Fazit: Sehr zu empfehlen.


 

Media-Profiler

Ärzte Zeitung

Charakteristik: Einzige Tageszeitung für den Arzt mit praxis-bezogenen, aktuellen Informationen aus Medizin, Wirtschaft, Gesundheitspolitik. Wichtige Informationsquelle auch für alle am Gesundheitswesen Beteiligten und daher unverzichtbare Kommunikationsplattform für die Pharmaindustrie.

Quantitative Daten: Die LpA-Reichweite (40,7 %) spiegelt die Werte dieses kurzintervalligen Titels nur unvollständig wider (Kontakte außerhalb des letzten Erscheinungsintervalls bleiben unberücksichtigt). Näher an den Realitäten liegt hier die K1-Reichweite. Hier zeigt sich der Titel mit einem Wert von 62 % seit Jahren in der Spitzengruppe der relevanten Medien.

Qualitative Daten: 82 % der Leser würden den Titel vermissen bis stark vermissen (Mittelwert: 3,5). Durchschnitt aller API-Titel: 3,2.

Heftnutzung: 38 % Nutzungsgrad im Untersuchungszeitraum (Emnid/MWO 10/2002 - 9/2003).

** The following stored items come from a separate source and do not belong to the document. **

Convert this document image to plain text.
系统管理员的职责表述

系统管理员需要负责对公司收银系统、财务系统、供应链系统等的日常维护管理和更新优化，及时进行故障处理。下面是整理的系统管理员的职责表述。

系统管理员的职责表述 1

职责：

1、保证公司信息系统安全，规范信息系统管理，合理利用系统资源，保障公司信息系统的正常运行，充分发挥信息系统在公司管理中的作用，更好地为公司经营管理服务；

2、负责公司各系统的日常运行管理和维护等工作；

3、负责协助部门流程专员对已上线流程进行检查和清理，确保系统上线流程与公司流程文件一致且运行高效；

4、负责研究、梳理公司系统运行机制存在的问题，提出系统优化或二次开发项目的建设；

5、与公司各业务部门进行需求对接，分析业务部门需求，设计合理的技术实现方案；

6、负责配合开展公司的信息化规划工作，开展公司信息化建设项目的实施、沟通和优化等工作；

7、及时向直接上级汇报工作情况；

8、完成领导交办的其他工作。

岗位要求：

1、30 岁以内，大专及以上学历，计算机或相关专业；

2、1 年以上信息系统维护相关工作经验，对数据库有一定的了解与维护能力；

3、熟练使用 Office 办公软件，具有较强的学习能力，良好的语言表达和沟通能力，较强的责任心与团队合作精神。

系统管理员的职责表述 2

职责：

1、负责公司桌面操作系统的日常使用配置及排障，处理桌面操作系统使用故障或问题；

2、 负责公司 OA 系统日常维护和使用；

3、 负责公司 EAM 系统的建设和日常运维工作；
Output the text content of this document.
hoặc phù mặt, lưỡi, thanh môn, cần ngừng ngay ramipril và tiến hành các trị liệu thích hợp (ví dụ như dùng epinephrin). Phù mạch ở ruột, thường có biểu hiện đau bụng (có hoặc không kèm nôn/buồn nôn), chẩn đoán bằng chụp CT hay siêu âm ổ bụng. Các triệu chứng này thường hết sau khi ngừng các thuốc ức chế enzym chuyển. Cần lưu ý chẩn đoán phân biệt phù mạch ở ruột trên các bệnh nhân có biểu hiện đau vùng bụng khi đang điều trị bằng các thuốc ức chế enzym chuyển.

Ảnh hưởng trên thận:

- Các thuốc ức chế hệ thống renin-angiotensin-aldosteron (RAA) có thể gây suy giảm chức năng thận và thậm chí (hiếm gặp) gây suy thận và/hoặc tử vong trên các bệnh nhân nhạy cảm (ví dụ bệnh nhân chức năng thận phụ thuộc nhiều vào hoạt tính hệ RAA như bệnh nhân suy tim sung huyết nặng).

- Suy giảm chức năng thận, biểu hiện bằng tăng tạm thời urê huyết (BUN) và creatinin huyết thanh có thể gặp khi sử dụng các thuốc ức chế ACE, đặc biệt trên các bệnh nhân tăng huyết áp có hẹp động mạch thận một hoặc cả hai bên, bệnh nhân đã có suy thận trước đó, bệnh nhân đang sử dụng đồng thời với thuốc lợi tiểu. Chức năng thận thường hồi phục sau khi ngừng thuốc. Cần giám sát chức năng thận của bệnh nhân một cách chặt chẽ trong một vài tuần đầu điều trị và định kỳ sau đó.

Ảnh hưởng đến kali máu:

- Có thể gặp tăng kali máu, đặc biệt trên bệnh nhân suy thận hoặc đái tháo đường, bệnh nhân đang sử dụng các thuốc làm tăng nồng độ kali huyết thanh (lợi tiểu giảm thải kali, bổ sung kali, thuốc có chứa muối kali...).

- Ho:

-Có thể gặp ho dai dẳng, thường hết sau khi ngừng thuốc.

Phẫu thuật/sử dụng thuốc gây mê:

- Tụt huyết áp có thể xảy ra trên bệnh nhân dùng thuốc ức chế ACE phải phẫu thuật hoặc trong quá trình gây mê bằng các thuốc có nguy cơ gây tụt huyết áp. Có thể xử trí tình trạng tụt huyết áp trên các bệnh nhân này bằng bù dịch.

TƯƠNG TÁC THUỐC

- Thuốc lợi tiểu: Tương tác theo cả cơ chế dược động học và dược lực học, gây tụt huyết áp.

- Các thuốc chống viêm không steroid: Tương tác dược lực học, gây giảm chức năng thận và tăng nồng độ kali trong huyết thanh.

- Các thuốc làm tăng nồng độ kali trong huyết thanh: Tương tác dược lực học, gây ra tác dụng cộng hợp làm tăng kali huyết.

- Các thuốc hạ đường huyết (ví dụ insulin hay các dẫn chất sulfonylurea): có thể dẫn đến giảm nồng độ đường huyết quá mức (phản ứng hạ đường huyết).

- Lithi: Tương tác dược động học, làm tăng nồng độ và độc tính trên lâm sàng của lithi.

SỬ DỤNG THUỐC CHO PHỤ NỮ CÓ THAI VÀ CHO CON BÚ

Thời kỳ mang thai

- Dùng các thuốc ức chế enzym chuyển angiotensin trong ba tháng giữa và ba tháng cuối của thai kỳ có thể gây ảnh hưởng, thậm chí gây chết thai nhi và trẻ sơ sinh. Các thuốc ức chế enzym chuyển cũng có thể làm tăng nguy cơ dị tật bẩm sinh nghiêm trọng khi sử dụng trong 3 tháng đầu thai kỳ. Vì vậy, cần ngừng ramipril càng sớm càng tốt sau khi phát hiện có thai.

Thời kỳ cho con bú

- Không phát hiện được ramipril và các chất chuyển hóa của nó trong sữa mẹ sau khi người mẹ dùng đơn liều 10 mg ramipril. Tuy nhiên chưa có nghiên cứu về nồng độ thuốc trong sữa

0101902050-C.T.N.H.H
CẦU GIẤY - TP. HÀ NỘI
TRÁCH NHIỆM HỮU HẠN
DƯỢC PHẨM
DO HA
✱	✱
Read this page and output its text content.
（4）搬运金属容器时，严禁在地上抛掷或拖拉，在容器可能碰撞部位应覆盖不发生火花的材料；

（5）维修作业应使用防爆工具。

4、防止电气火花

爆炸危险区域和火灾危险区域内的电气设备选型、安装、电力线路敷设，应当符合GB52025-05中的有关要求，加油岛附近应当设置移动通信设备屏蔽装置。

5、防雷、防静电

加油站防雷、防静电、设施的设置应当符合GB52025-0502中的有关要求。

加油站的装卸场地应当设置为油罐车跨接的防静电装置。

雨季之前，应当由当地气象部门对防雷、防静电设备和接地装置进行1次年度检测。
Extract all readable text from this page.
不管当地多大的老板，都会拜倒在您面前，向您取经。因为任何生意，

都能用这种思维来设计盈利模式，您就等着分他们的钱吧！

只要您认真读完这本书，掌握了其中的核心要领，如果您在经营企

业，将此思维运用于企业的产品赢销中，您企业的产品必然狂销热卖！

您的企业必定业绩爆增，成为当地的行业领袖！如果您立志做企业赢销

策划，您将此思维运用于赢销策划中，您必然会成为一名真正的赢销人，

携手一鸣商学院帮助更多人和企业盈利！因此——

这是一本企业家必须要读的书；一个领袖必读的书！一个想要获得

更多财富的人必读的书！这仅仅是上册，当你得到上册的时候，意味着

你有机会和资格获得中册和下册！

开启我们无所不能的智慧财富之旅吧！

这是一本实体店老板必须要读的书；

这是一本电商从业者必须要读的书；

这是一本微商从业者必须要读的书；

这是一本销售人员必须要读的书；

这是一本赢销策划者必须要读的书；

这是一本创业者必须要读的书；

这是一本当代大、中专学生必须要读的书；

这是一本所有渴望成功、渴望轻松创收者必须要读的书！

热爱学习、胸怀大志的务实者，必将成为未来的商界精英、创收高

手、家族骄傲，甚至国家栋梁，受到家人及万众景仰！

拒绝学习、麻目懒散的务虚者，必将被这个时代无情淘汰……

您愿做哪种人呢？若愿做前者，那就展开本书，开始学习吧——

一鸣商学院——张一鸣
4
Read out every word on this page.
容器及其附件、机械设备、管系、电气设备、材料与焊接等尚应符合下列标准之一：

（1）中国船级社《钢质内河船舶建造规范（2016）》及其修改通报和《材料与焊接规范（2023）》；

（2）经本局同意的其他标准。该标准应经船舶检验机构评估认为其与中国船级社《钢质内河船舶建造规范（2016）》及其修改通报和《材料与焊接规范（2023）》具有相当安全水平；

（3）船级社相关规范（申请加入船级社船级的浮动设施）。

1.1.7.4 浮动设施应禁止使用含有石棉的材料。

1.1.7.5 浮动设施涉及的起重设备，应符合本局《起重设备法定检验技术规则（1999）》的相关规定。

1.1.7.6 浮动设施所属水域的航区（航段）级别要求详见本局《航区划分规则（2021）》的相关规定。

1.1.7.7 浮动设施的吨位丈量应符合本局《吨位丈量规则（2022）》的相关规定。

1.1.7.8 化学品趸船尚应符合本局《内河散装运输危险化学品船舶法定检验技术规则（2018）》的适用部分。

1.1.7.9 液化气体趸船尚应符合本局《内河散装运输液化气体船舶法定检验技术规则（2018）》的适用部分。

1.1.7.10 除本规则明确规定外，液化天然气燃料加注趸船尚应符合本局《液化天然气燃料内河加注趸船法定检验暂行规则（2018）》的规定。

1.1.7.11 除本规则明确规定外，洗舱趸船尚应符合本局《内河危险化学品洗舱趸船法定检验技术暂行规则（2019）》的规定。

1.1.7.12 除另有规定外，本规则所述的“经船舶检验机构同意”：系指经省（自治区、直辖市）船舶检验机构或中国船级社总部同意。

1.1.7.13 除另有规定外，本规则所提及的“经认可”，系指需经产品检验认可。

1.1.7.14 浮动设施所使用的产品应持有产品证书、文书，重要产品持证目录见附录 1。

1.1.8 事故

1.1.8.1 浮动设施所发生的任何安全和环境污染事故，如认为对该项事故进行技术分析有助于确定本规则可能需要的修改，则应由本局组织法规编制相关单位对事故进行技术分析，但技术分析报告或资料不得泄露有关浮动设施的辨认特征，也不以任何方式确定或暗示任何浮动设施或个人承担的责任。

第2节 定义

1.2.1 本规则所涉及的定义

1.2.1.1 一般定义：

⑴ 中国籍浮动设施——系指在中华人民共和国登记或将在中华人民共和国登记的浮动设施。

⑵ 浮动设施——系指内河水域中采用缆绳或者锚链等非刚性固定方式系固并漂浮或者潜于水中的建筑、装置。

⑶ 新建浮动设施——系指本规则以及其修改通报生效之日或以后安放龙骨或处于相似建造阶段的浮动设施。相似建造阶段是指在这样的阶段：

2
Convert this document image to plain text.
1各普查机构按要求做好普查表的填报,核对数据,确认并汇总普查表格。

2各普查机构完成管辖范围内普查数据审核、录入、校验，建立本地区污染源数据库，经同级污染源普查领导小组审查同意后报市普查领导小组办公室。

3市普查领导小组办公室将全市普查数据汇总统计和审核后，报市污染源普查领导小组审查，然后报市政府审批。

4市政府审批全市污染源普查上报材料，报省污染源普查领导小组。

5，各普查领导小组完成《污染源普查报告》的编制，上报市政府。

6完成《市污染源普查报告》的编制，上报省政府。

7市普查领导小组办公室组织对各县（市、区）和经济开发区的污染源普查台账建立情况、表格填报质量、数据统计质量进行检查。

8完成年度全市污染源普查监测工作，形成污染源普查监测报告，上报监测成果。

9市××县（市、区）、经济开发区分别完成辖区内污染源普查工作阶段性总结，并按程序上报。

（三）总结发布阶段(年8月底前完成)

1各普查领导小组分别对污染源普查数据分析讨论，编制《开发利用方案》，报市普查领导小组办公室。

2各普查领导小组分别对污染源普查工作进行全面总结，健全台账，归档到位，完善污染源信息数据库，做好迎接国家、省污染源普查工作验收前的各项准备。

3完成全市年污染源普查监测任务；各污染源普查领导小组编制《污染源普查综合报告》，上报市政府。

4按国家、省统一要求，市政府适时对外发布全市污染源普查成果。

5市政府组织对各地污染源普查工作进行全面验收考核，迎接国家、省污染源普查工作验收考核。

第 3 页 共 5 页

Preis: 7.460,00 Euro (A4, 4c), pro Schaltung. Der TKP (WTK/K1) ist mit 186 Euro überdurchschnittlich gut (im Vergleich zu anderen Titeln ist dabei die andere Datenbasis zu beachten).

Effizienz: Überdurchschnittliche Anzeigenkontaktchancen.

Wertung: Gesamtindex von 357 (Bemessungsgrundlage mit API-Titeln nicht direkt vergleichbar. Bei gleicher Bemessungsgrundlage: 321; Durchschnitt aller API-Titel = 300).